Thursday, November 5, 2009
You lost yours early, but you put up a good fight.
We'll get back to pizza tomorrow. Today is the one year anniversary of my friend Jamie's death and I wanna talk about it so fuck you anyway. I don't want to say "it feels like it was only yesterday," because it doesn't, but it doesn't feel like a year. I think my friend Kevin Morby wrote about this really beautifully last year and I'd like to link a post from his infrequently updated blog. At the time, and the months following Jamie's death, I tried really hard to write about it and I always threw everything out because I couldn't get it right. Kevin did a great job in that post of getting it right.
I feel like Jamie was oftentimes one step ahead of me in terms of doing the coolest shit. The last time we spoke, I ran into him at a show and he was wearing this brand new pea coat and some shiny leather shoes. I slapped him on the back too hard and said, "what'd you join the navy or something?" He told me something along the lines of, "Colin, I'm 25 now. No one gets to tell me what to do ever again. If I want a new pea coat, I'll get a new pea coat." Either way, a year later, I looked at myself in the mirror today and I was wearing a pair of classy shoes and a pea coat.
Despite being pretty much the coolest and on to all the awesomest shit, Jamie didn't have a big ego and was actually pretty insecure. It's something that took me a while to grasp as we were becoming friends, but was ultimately really endearing. The week leading up to his death, I started listening to his old band Bent Outta Shape's LP again for the first time in a while. I would listen to it every night while I closed the diner I worked at and think about giving him a call just to tell him how much I loved that shit. Because I knew he would be glad to hear it and it would make him happy. But I always got distracted by the act of closing or who I was meeting up with afterwards, and that call never happened. I think the sentiment I'm awkwardly and ineffectually grasping at was best expressed in the Jack Palance Band song How Can I, "it's just like my buddy Mike Pack says, he says, 'always tell your friends you love them, 'cause you never know when goodbye is gonna be goodbye.'"

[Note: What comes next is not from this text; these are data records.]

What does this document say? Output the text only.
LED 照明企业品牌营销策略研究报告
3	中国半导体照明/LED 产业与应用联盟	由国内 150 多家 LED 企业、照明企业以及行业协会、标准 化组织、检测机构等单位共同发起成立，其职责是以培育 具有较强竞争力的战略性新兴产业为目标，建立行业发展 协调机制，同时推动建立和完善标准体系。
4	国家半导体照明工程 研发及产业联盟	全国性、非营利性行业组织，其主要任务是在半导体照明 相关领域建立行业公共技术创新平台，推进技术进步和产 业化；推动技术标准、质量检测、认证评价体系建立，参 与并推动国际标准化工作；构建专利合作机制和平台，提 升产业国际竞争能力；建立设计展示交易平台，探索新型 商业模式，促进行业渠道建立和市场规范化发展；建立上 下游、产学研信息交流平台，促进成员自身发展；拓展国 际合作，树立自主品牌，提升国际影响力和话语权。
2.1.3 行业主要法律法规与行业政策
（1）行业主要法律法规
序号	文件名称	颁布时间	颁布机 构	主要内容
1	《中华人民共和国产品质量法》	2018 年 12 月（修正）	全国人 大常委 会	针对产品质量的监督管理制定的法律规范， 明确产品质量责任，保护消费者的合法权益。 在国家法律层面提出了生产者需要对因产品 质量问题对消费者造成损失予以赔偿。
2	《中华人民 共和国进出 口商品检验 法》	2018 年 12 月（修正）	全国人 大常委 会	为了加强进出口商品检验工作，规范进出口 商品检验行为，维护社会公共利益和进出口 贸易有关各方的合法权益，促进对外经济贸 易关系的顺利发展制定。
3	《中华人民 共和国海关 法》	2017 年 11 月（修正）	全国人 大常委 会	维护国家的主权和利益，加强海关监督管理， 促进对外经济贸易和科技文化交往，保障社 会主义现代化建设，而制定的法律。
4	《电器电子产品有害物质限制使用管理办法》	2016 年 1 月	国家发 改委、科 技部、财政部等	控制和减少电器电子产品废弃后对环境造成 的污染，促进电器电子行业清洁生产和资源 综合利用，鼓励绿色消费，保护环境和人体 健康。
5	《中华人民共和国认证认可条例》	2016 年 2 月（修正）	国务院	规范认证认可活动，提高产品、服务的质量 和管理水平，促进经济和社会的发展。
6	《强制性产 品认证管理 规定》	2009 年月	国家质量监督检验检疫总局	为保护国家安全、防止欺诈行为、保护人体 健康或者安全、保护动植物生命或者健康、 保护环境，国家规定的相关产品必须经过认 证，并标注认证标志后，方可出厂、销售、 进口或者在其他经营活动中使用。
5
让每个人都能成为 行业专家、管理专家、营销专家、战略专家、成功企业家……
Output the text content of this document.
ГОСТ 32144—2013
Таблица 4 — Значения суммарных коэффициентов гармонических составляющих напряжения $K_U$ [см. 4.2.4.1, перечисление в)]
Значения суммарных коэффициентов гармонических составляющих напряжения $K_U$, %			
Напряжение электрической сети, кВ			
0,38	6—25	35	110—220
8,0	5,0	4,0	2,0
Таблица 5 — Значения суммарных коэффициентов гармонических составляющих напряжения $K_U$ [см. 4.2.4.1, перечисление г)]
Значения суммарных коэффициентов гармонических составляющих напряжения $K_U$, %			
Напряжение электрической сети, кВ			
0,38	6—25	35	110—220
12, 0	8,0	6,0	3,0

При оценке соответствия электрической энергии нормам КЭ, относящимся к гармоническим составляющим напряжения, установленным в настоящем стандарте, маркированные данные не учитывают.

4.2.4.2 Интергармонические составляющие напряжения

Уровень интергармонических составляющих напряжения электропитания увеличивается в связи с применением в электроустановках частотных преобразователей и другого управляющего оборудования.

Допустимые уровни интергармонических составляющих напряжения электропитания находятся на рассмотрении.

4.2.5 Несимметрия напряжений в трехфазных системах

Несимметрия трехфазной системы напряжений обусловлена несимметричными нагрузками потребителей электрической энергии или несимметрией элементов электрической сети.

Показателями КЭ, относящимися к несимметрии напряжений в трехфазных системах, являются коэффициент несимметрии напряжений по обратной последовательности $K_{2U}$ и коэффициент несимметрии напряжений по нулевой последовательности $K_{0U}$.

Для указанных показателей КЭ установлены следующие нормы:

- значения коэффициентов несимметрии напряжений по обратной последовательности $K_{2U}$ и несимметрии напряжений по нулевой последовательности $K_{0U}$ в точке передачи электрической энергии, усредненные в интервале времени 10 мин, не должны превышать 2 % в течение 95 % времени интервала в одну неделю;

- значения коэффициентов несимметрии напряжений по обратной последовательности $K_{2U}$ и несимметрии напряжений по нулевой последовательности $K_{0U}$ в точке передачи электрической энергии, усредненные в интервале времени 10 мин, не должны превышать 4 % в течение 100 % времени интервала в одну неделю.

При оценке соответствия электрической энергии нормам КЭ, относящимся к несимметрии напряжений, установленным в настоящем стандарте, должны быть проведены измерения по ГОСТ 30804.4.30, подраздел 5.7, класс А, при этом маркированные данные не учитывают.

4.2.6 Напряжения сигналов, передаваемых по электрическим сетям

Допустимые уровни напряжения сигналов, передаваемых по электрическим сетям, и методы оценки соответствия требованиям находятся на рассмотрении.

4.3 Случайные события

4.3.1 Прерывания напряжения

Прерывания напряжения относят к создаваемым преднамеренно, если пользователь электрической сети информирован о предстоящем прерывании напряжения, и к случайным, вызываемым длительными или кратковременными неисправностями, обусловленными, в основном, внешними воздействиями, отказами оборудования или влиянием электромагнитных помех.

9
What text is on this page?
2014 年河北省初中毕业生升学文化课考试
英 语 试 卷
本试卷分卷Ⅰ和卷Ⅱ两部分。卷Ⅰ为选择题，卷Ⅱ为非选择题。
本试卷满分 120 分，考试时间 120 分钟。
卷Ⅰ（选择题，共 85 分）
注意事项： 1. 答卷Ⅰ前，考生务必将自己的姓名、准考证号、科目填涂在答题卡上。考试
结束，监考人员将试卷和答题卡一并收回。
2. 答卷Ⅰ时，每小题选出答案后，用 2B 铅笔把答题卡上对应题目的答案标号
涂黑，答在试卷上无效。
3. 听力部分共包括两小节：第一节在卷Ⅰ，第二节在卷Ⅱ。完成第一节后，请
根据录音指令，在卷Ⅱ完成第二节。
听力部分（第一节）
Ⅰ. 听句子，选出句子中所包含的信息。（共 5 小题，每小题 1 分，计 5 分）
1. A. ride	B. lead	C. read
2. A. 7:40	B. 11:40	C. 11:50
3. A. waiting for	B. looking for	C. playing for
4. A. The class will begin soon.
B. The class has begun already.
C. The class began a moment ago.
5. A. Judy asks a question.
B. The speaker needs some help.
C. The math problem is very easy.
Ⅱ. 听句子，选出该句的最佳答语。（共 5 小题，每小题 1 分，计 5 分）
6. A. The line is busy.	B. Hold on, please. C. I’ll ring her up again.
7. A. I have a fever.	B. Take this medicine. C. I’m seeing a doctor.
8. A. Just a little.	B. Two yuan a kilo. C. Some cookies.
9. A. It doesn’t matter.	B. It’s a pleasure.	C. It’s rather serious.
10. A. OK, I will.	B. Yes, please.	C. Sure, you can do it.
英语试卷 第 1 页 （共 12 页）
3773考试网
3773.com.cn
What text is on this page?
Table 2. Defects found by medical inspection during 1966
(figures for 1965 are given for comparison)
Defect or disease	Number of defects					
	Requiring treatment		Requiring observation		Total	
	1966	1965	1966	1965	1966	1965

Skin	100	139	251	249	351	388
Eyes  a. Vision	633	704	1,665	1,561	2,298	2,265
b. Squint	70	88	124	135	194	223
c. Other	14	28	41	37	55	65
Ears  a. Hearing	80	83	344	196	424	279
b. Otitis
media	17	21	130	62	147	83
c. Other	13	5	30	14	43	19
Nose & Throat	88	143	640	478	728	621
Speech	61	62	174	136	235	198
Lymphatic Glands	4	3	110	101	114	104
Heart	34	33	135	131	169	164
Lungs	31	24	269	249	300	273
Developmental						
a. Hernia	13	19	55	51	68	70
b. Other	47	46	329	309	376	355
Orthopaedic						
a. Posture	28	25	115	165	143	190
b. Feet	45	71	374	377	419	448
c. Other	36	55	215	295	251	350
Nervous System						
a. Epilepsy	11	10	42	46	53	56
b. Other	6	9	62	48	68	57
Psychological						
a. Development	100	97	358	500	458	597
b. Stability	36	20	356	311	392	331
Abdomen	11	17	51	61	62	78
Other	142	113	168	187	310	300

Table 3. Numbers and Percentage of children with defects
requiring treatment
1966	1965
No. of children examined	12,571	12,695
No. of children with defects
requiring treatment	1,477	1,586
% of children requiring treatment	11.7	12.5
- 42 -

Bent Outta Shape was one of my favorite bands, and I'm really lucky I got to see them so much. And I will say, pretty definitely, here at the end of 2009, that Stray Dog Town was easily one of the best punk records to come out in the first 10 years of this millennium. Hands down. Everything about it was so genuine and guileless. There was no real posturing or bullshit, none of the pitfalls of trying too hard to be cool. It was and is, a totally earnest expression of confusion, frustration and hope and despite the fact that my eyes still moisten a little every time I hear those songs, in general, this record makes me feel so good. I uploaded that record, and the Bent side of their split with Snuggle, which I'm pretty sure is the last 7" they put out and is definitely some of my favorite of Jamie's songwriting, and you can download them here.
If you like these records, the LP is available from Recess and the 7" is available from 1234 Go!. Please think about buying them and keeping rad labels who manage to not be beholden to big business and the complex workings of capitalism afloat in our sick fucking society. Because regardless of the fact that all kinds of gross shit happens in the world on a constant basis, all types of people, not just my scummy punk friends and me, are intentionally coming together in the face of all the ugliness and brutality to share beautiful, transcendent moments together. Going to shows and seeing friends actualize hours and days worth of energy into something cohesive and real is a beautiful thing. The fact that a bunch of people can get together and organize something great, simply because everyone needs it to happen, and without profit as a tangible motive keeps me going when I think it's not even worth it to struggle anymore because the bad guys are always gonna win. And that's why I won't stop coming around.